Com o advento da Lei de Alienação Parental, a fixação de danos morais decorrentes do ‘Abuso Moral’ ou do ‘Abuso Afetivo’, advindos da prática alienatória, se tornará, certamente, consenso na doutrina e nos tribunais, permitindo, tanto ao menor como ao genitor alienado, o direito de tal pleito, pois não se trata de indenizar o desamor, mas de buscar a compensação pela prática ilícita (senão abusiva) de atos de alienação parental.

O Superior Tribunal de Justiça julgou possível a compensação por danos morais decorrente de situação de abandono afetivo. A Ministra Nancy Andrighi, relatora do Recurso Especial n.º 1.159.242 - SP (2009/0193701-9), entendeu que:

Sob esse aspecto, indiscutível o vínculo não apenas afetivo, mas também legal que une pais e filhos, sendo monótono o entendimento doutrinário de que, entre os deveres inerentes ao poder familiar, destacam-se o dever de convívio, de cuidado, de criação e educação dos filhos, vetores que, por óbvio, envolvem a necessária transmissão de atenção e o acompanhamento do desenvolvimento sócio-psicológico da criança. (BRASÍLIA-DF, RE nº 1.159.242-SP. Data do julgamento 10/04/2012).

Logo, o dever de cuidado, de afeto, de zelo, viabiliza um bom desenvolvimento psicológico do menor, restando claro que a desídia quanto a esse dever por parte do progenitor resultando em abuso moral e imensurável sofrimento para os filhos irá autorizar a sua condenação civil.

Em seu artigo 4º, a Lei nº 12.318/10 determina a tramitação prioritária para os processos em que se identificam a Alienação Parental, além da possibilidade de visitas assistidas. Tal se deve em razão da necessidade de manutenção da relação parental, sem que a mesma se rompa no decorrer do tempo em que se averigua a veracidade das acusações.

Na esteira do artigo 5º, é possível a propositura de ação autônoma ou incidental. Aqui, tem destaque a equipe multidisciplinar que irá realizar perícia para identificar o problema. Com efeito, a atuação desses profissionais a longo prazo poderá impedir a instauração do caos na relação entre genitor e sua prole, ou atenuar seus efeitos danosos.

O rol exemplificativo das medidas aplicáveis pelo Juiz aos casos de comprovada Alienação Parental estão elencados nos incisos do artigo 6º, da referida Lei. Tais medidas procuram assegurar os direitos da criança ou adolescente, no que tange à sua Proteção Integral e Melhor Interesse, bem como defender o progenitor que é vítima da Alienação Parental e serão tratadas em capítulo oportuno.

Conforme tratado anteriormente, a preferência na atribuição da guarda é que ela seja compartilhada, pois assim os pais poderão exercer em igualdade de condições seu poder parental. Além de que a escolha por esse tipo de guarda afasta a possibilidade de que os genitores usem o filho como coisa, alvo de disputas acirradas, com pretensões aquém do Melhor Interesse do Menor.

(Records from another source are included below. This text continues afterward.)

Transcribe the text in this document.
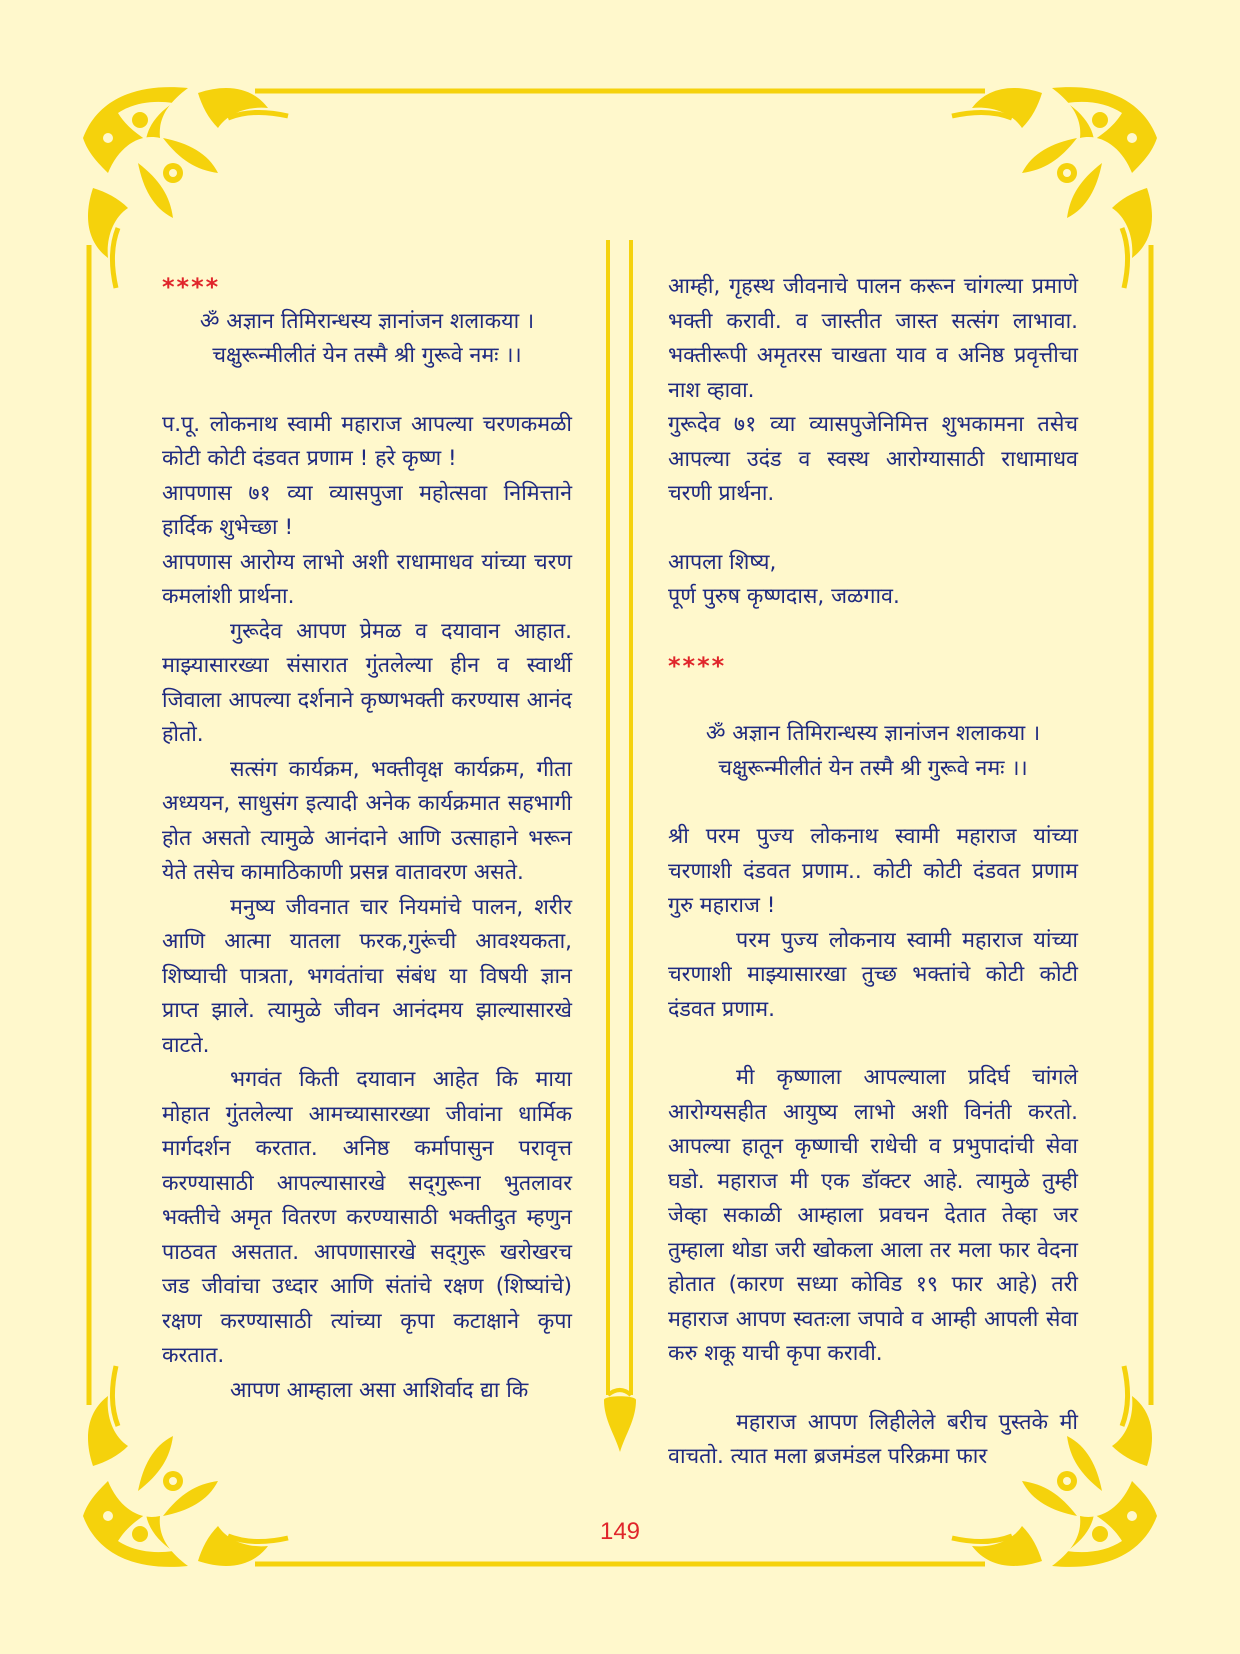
****

ॐ अज्ञान तिमिरान्धस्य ज्ञानांजन शलाकया ।

चक्षुरून्मीलीतं येन तस्मै श्री गुरूवे नमः ।।

प.पू. लोकनाथ स्वामी महाराज आपल्या चरणकमळी कोटी कोटी दंडवत प्रणाम ! हरे कृष्ण !

आपणास ७१ व्या व्यासपुजा महोत्सवा निमित्ताने हार्दिक शुभेच्छा !

आपणास आरोग्य लाभो अशी राधामाधव यांच्या चरण कमलांशी प्रार्थना.

गुरूदेव आपण प्रेमळ व दयावान आहात. माझ्यासारख्या संसारात गुंतलेल्या हीन व स्वार्थी जिवाला आपल्या दर्शनाने कृष्णभक्ती करण्यास आनंद होतो.

सत्संग कार्यक्रम, भक्तीवृक्ष कार्यक्रम, गीता अध्ययन, साधुसंग इत्यादी अनेक कार्यक्रमात सहभागी होत असतो त्यामुळे आनंदाने आणि उत्साहाने भरून येते तसेच कामाठिकाणी प्रसन्न वातावरण असते.

मनुष्य जीवनात चार नियमांचे पालन, शरीर आणि आत्मा यातला फरक,गुरूंची आवश्यकता, शिष्याची पात्रता, भगवंतांचा संबंध या विषयी ज्ञान प्राप्त झाले. त्यामुळे जीवन आनंदमय झाल्यासारखे वाटते.

भगवंत किती दयावान आहेत कि माया मोहात गुंतलेल्या आमच्यासारख्या जीवांना धार्मिक मार्गदर्शन करतात. अनिष्ठ कर्मापासुन परावृत्त करण्यासाठी आपल्यासारखे सद्‌गुरूना भुतलावर भक्तीचे अमृत वितरण करण्यासाठी भक्तीदुत म्हणुन पाठवत असतात. आपणासारखे सद्‌गुरू खरोखरच जड जीवांचा उध्दार आणि संतांचे रक्षण (शिष्यांचे) रक्षण करण्यासाठी त्यांच्या कृपा कटाक्षाने कृपा करतात.

आपण आम्हाला असा आशिर्वाद द्या कि

आम्ही, गृहस्थ जीवनाचे पालन करून चांगल्या प्रमाणे भक्ती करावी. व जास्तीत जास्त सत्संग लाभावा. भक्तीरूपी अमृतरस चाखता याव व अनिष्ठ प्रवृत्तीचा नाश व्हावा.

गुरूदेव ७१ व्या व्यासपुजेनिमित्त शुभकामना तसेच आपल्या उदंड व स्वस्थ आरोग्यासाठी राधामाधव चरणी प्रार्थना.

आपला शिष्य,

पूर्ण पुरुष कृष्णदास, जळगाव.

****

ॐ अज्ञान तिमिरान्धस्य ज्ञानांजन शलाकया ।

चक्षुरून्मीलीतं येन तस्मै श्री गुरूवे नमः ।।

श्री परम पुज्य लोकनाथ स्वामी महाराज यांच्या चरणाशी दंडवत प्रणाम.. कोटी कोटी दंडवत प्रणाम गुरु महाराज !

परम पुज्य लोकनाय स्वामी महाराज यांच्या चरणाशी माझ्यासारखा तुच्छ भक्तांचे कोटी कोटी दंडवत प्रणाम.

मी कृष्णाला आपल्याला प्रदिर्घ चांगले आरोग्यसहीत आयुष्य लाभो अशी विनंती करतो. आपल्या हातून कृष्णाची राधेची व प्रभुपादांची सेवा घडो. महाराज मी एक डॉक्टर आहे. त्यामुळे तुम्ही जेव्हा सकाळी आम्हाला प्रवचन देतात तेव्हा जर तुम्हाला थोडा जरी खोकला आला तर मला फार वेदना होतात (कारण सध्या कोविड १९ फार आहे) तरी महाराज आपण स्वतःला जपावे व आम्ही आपली सेवा करु शकू याची कृपा करावी.

महाराज आपण लिहीलेले बरीच पुस्तके मी वाचतो. त्यात मला ब्रजमंडल परिक्रमा फार

149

O artigo 7º faz referência à aplicação da guarda, devendo ser a regra a aplicação da guarda compartilhada. Para os casos em que é completamente inviável esse modelo, excepcionalmente será aplicada a guarda unilateral. Residindo aqui ponto importante, visto que o referido artigo é claro ao afirmar que “dar-se-á preferência ao genitor que viabiliza a efetiva convivência da criança ou adolescente com o outro genitor” (BRASIL, 2010).

Logo, na impossibilidade de compartilhamento da guarda, o Magistrado deverá atribuir a guarda ao genitor que não pratica alienação parental, que tem consciência da importância dos direitos da sua prole, de modo a garantir a convivência sadia desta com ambos os pais.

Assim, não há dúvidas de que a Lei nº 12.318/210 opera um grande avanço, elencando instrumentos que permitem uma tutela mais ágil e eficaz por parte do Estado, para então coibir tais atos reprováveis e assegurar a manutenção equilibrada e igualitária da relação familiar enquanto alicerce da nossa sociedade.